Search code examples
sqlgoogle-bigqueryoverlapping

Find Overlapping within categories in SQL Big Query


I'm trying to do something similar to this but in BigQuery. I have several users that may have 1 or more categories. I must find the overlapping within categories. Something like this:

enter image description here

What I want as result is something like this:

enter image description here

That is, for example, only one user has only category D (and no other), two users have categories 10 and 30, and so on.

The main problem is that I have a lot of categories (over 40). Previously I had done something like:

SELECT sum(cat1), sum(cat2), sum(cat3)
FROM  table
where cat1 = 0 and cat2 = 1 and cat3 = 0

That way worked, but is too manual and impossible to do it right now because I have lots of categories. Want to use BigQuery if it is possible.


Solution

  • The main problem is that I have a lot of categories (over 40).

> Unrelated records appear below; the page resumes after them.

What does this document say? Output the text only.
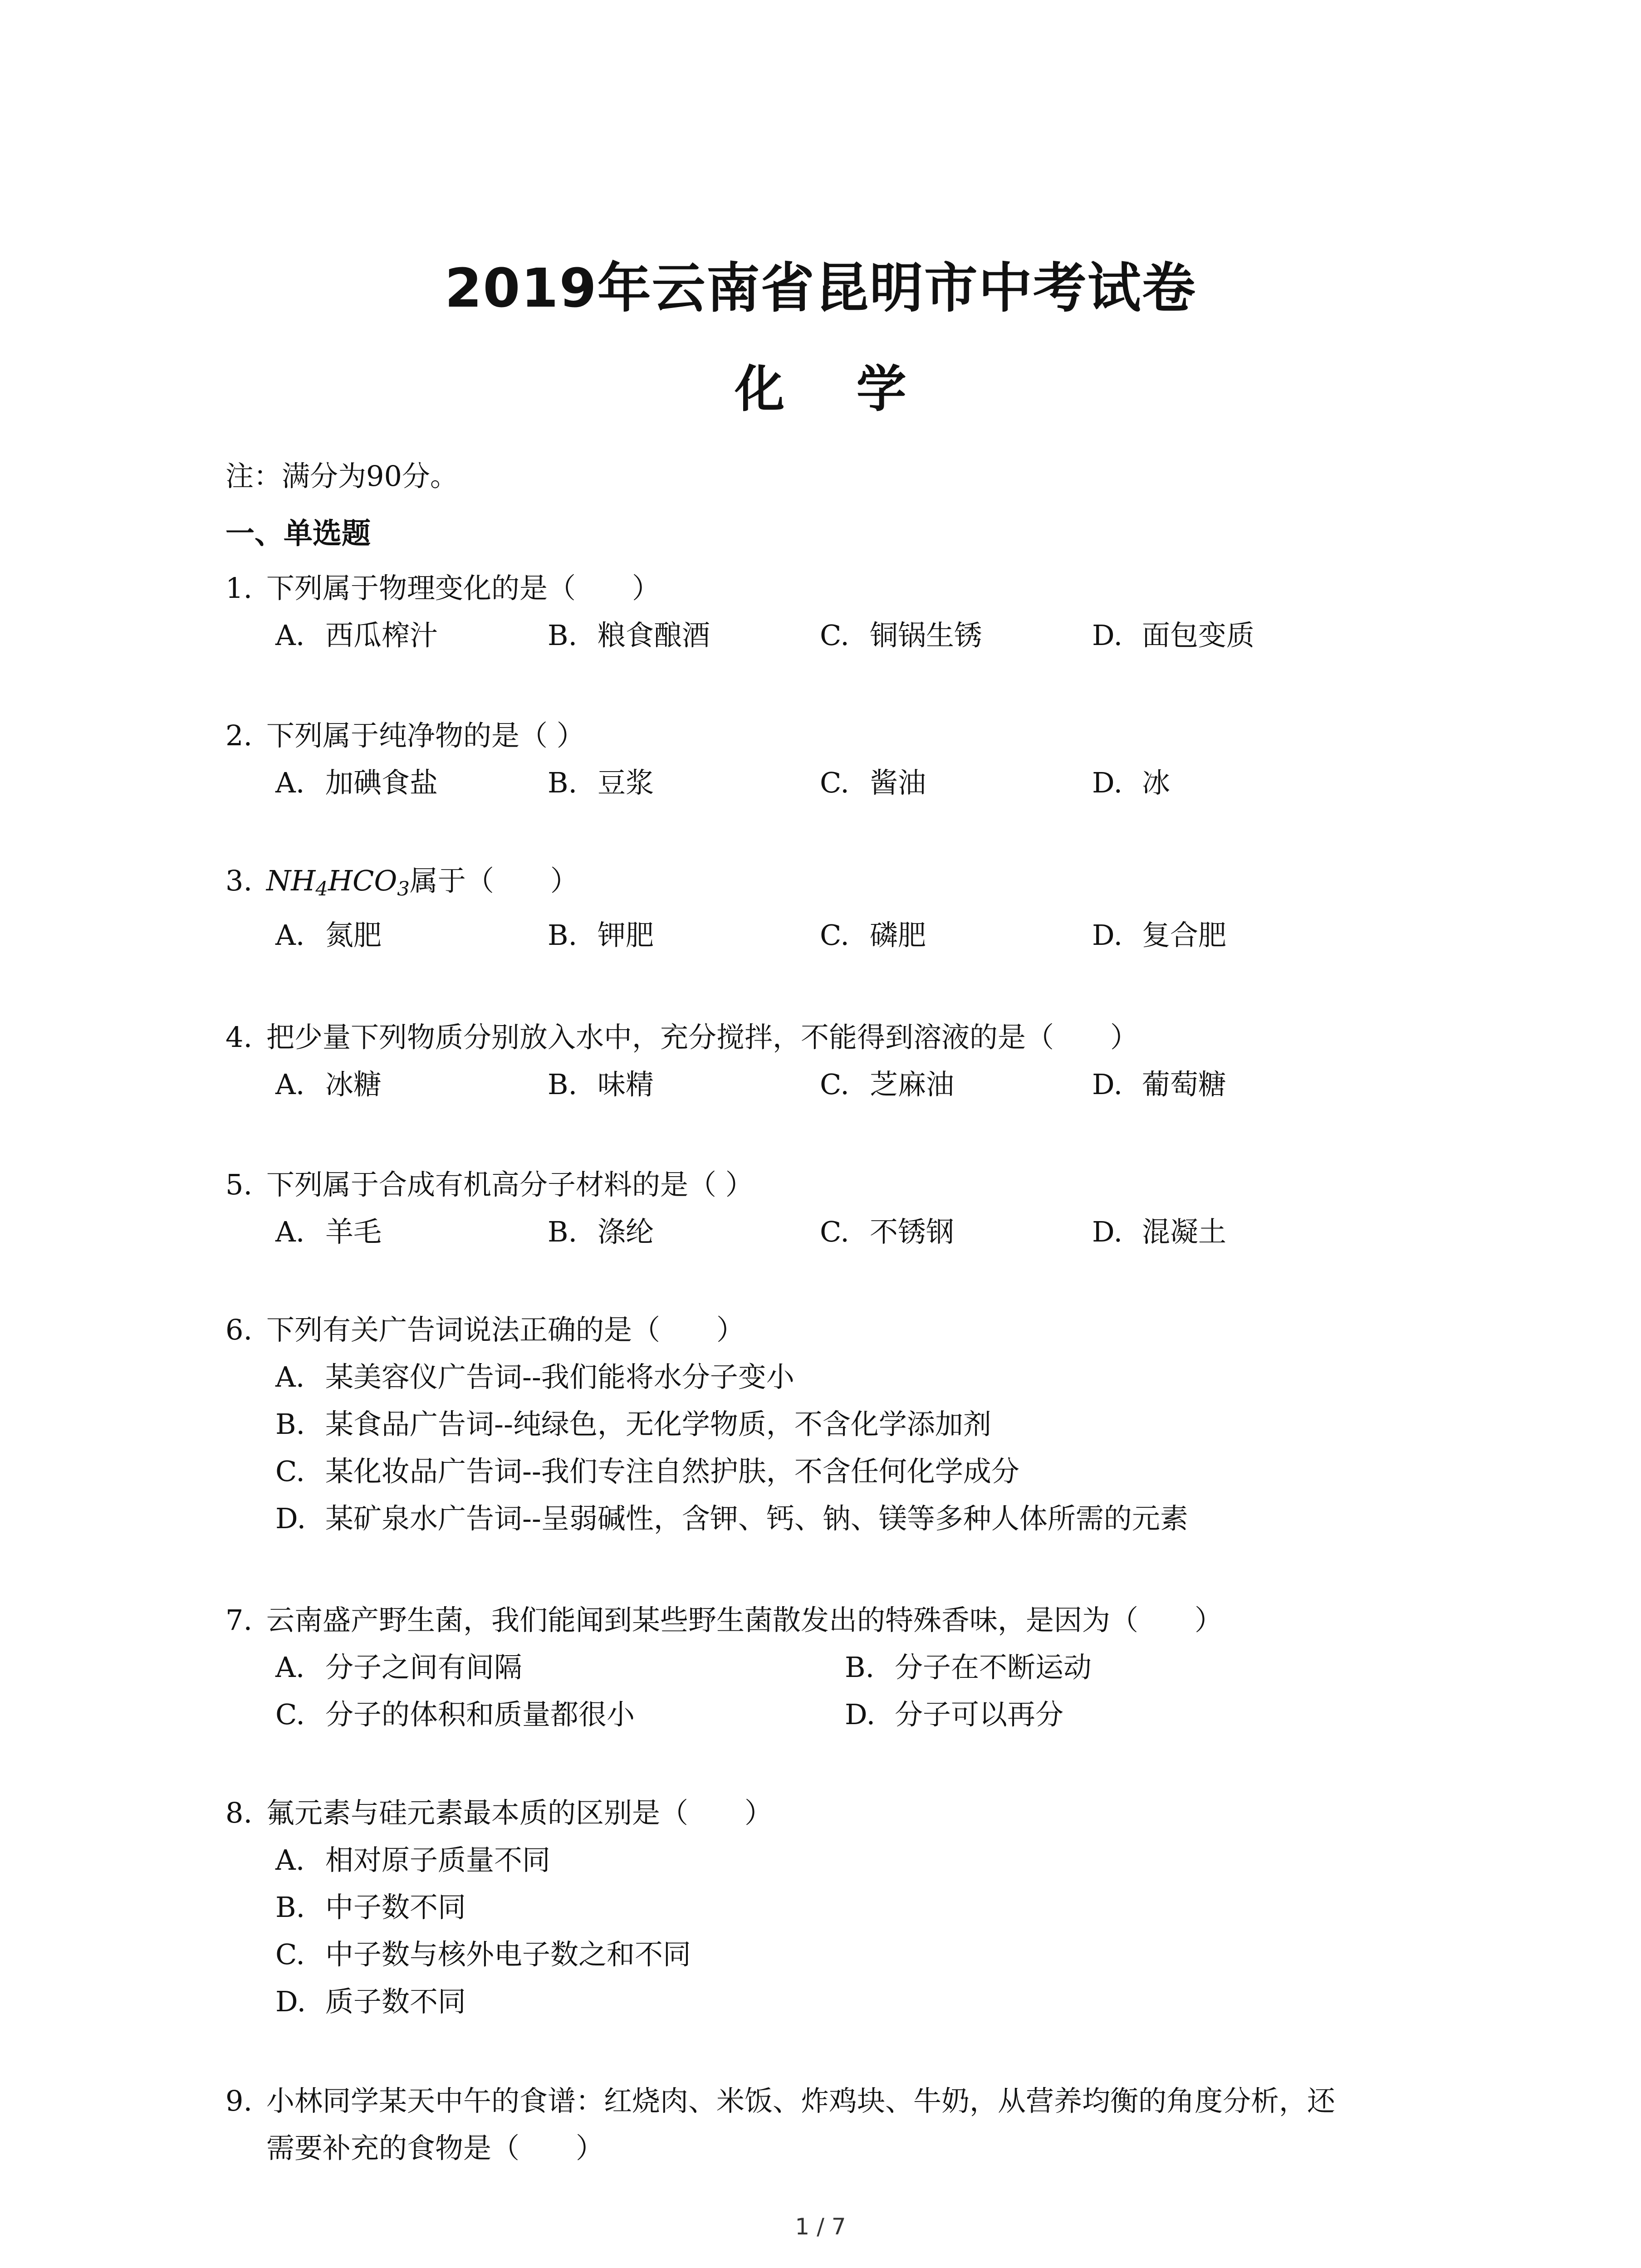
2019年云南省昆明市中考试卷
化 学
注：满分为90分。
一、单选题
1. 下列属于物理变化的是（　　）
A. 西瓜榨汁	B. 粮食酿酒	C. 铜锅生锈	D. 面包变质
2. 下列属于纯净物的是（ ）
A. 加碘食盐	B. 豆浆	C. 酱油	D. 冰
3. $NH_4HCO_3$属于（　　）
A. 氮肥	B. 钾肥	C. 磷肥	D. 复合肥
4. 把少量下列物质分别放入水中，充分搅拌，不能得到溶液的是（　　）
A. 冰糖	B. 味精	C. 芝麻油	D. 葡萄糖
5. 下列属于合成有机高分子材料的是（ ）
A. 羊毛	B. 涤纶	C. 不锈钢	D. 混凝土
6. 下列有关广告词说法正确的是（　　）
A. 某美容仪广告词--我们能将水分子变小
B. 某食品广告词--纯绿色，无化学物质，不含化学添加剂
C. 某化妆品广告词--我们专注自然护肤，不含任何化学成分
D. 某矿泉水广告词--呈弱碱性，含钾、钙、钠、镁等多种人体所需的元素
7. 云南盛产野生菌，我们能闻到某些野生菌散发出的特殊香味，是因为（　　）
A. 分子之间有间隔	B. 分子在不断运动
C. 分子的体积和质量都很小	D. 分子可以再分
8. 氟元素与硅元素最本质的区别是（　　）
A. 相对原子质量不同
B. 中子数不同
C. 中子数与核外电子数之和不同
D. 质子数不同
9. 小林同学某天中午的食谱：红烧肉、米饭、炸鸡块、牛奶，从营养均衡的角度分析，还
需要补充的食物是（　　）
1 / 7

    Consider below (BigQuery) approach - works for any reasonable amount of categories

    execute immediate (
    select '''
      select * from (
        select distinct t1.usr, 
          t1.categories category, t2.categories category2
        from `your_table` t1 left join `your_table` t2 
        on t1.usr = t2.usr and t1.categories != t2.categories
        union all
        select usr, any_value(categories) category, any_value(categories) category2
        from `your_table`
        group by usr
        having count(1) = 1
      )
      pivot (count(usr) cat for category2 in (''' || list || '''))
      order by category
    '''
    from (
      select string_agg("'" || categories || "'" order by categories) list 
      from (select distinct categories from `your_table`)
      )
    )     
    

    if applied to sample data in your question - output is

    enter image description here